A stroke occurs when the blood supply to part of the brain is interrupted or reduced, which deprives brain tissue of oxygen and nutrients. And within a matter of minutes, brain cells start to die.
Nonetheless, strokes are medical emergencies and require prompt treatment and by recognizing the signs and symptoms of a stroke, you can save your own (or someone else’s) life!
7 Signs of a Stroke in Men
Stroke symptoms are similar in both men and women and often come on suddenly, but being aware of these signs you’re having a stroke can be lifesaving:
- Overall fatigue and difficulty breathing
- Nausea and/or vomiting
- Numbness or weakness of the face, an arm, or leg, especially on one side of the body
- Feeling confused and trouble speaking or understanding speech
- Difficulty seeing in one or both eyes
- Trouble walking, dizziness, loss of balance or coordination
- Developing a severe headache without a known cause
According to the American Stroke Association (ASA), you should use the acronym “fast” to spot stroke signs:
- FACE drooping: Does one side of the face droop or is it numb? Ask the person to smile. Is the person’s smile uneven or lopsided?
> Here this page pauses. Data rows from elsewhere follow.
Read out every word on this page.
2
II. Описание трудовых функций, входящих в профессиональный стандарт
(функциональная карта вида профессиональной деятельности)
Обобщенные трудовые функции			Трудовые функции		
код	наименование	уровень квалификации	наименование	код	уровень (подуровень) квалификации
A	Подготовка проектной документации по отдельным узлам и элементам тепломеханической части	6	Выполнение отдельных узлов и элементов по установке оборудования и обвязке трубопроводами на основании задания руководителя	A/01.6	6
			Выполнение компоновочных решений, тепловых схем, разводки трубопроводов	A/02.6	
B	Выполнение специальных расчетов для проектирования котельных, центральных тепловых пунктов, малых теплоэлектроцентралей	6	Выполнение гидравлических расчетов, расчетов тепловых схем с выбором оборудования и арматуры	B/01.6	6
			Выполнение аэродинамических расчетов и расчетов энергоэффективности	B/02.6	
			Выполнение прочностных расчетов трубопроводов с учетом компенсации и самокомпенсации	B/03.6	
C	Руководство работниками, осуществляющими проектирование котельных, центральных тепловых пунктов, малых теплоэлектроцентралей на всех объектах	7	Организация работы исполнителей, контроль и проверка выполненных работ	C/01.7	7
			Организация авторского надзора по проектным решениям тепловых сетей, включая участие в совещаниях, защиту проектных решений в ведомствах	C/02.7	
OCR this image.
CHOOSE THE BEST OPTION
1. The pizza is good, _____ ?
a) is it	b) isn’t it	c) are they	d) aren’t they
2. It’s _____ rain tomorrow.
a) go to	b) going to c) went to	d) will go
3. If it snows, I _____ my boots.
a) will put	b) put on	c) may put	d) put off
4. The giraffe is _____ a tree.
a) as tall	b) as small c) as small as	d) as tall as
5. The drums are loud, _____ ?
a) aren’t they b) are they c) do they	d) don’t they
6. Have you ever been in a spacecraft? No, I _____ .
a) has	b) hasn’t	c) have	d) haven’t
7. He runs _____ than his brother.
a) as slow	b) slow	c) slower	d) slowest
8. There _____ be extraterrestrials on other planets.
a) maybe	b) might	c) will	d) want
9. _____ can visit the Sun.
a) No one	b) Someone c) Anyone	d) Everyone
- ARM weakness: Is one arm weak or numb? Ask the person to raise both arms. Does one arm drift downward?
- SPEECH difficulty: Is speech slurred? Is the person unable to speak or hard to understand? Ask the person to repeat a simple sentence. Is the person able to correctly repeat the words?
- TIME to call 911: If someone shows any of these symptoms, and even if the symptoms go away, call 9-1-1 and say, “I think this is a stroke!” to help get the individual to the hospital as soon as possible. Also note the time when the first symptoms appeared, as emergency responders will want to know for a thorough assessment.
Ultimately, the longer the time devoid of medical assistance, the higher the chance of brain damage or disability from the stroke. Every second counts when it comes to a stroke, as treatment works most effectively within the first hours after the first symptom started.
Unsure? Call 911 anyways!
Risk Factors for Stroke
Women have more strokes than men annually, along with taking the lives of more women. There are numerous factors specific to females that raise their risk of stroke, including a history of preeclampsia and/or eclampsia and gestational diabetes during pregnancy, oral contraceptive use, and post-menopausal hormone therapy.
However, men who survive strokes tend to recover more quickly and with better health outcomes compared to women, such as being less likely to experience stroke-related disabilities, depression, fatigue, and poorer quality of life.
Although stroke can occur at any age, they are more common in the senior population. In fact, the likelihood of having a stroke nearly doubles every 10 years after age 55.
Race and Living Area
According to the Centers for Disease Control and Prevention, “the risk of having a first stroke is nearly twice as high for blacks as for whites and blacks have the highest rate of death due to stroke.” Additionally, “though stroke death rates have declined for decades among all race/ethnicities, Hispanics have seen an increase in death rates since 2013.”
Individuals living in the “stroke belt” also have an increased likelihood of experiencing a stroke. The “stroke belt” is described as an 8-state region with high stroke mortality across the southeastern United States, including Alabama, Arkansas, Georgia, Louisiana, Mississippi, North Carolina, South Carolina, and Tennessee.
A family history, including if your parent, grandparent, sister or brother has had a stroke (especially before reaching age 65), places you at greater risk of having one.
Strokes can also be caused by genetic disorders individuals are born with, including Cerebral Autosomal Dominant Arteriopathy with Sub-cortical Infarcts and Leukoencephalopathy (CADSASIL), which is an inherited form of cerebrovascular disease that can block the flow of blood to the brain.
A previous or current health condition increases stroke risk, including high blood pressure (hypertension), diabetes, high blood cholesterol, sickle cell disease, and other heart diseases. Prior stroke, transient ischemic attack (TIA), or heart attack also raises the risk of a future stroke.
There are a number of lifestyle habits that increase the risk of stroke, including a poor diet, especially if rich in sodium and unhealthy fats and devoid of fruits and veggies; physical inactivity, which increases the risk of obesity and chronic diseases; and smoking, with the combination of cigarettes and birth control pills greatly increasing stroke risk.
Ultimately, a healthcare professional can help establish preventative care measures one can take to reduce the risk of heart disease and stroke, which is likely to include embracing healthy lifestyle to help mitigate and manage these conditions.